OS X NECK DIAGRAMS TRIAL
We recognize that while crossover can bias OS results, the allowance and handling of crossover in trials should be limited to appropriate circumstances.Ĭrossover, when a patient in the control arm receives the interventional drug upon tumor progression, can introduce bias in oncology trials, especially since trial results are often interpreted with the intention-to-treat principle, where data are analyzed based on treatment assignment and not actual treatment receipt. Nineteen percent of RPSFT use is appropriate. RPSFT is a common tactic used by the industry to reinterpret trial results. The correlation between the uncorrected and corrected OS hazard ratio difference and the percentage of crossover was 0.44 (95% CI: 0.21 to 0.63). Twelve studies (19%) tested a drug’s fundamental efficacy when there was no SOC 34 studies (52%) tested a drug’s fundamental efficacy when there was already a SOC and 19 studies (29%) tested a drug’s sequential efficacy.
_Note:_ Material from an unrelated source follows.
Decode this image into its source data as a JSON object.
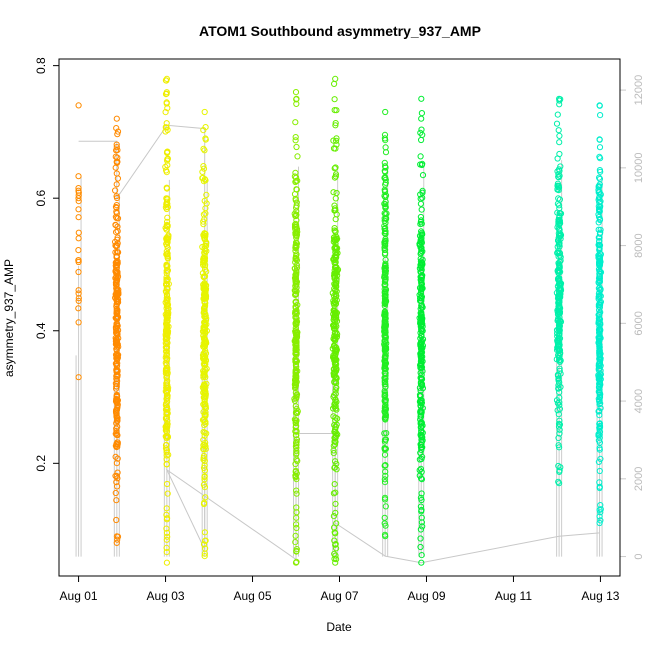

All studies were funded by the industry or had authors who were employees of the industry. The median percentage of crossover was 56% (quartile 1, quartile 3: 37% to 72%). ResultsĪmong 65 studies, the median difference between the uncorrected and corrected OS hazard ratio was −0.1 (quartile 1, quartile 3 : −0.3 to −0.06). We calculated the percentage of RPSFT studies evaluating a drug for fundamental efficacy (with or without a standard of care (SOC)) or sequential efficacy and the correlation between the OS hazard ratio difference (unadjusted and adjusted) and the percentage of crossover. In a cross-sectional analysis (2003–2023), we reviewed oncology randomized trials that used RPSFT analysis to adjust the OS hazard ratio for patients who crossed over to an anti-cancer drug. We sought to examine the strength of correlation between differences in uncorrected and corrected OS hazard ratios and percentage of crossover, and characterize instances of fundamental and sequential efficacy.

Rank preserving structural failure time (RPSFT) is a statistical method to correct or adjust for crossover in clinical trials, by estimating the counterfactual effect on overall survival (OS) when control arm patients do not receive the interventional drug when their tumor progresses.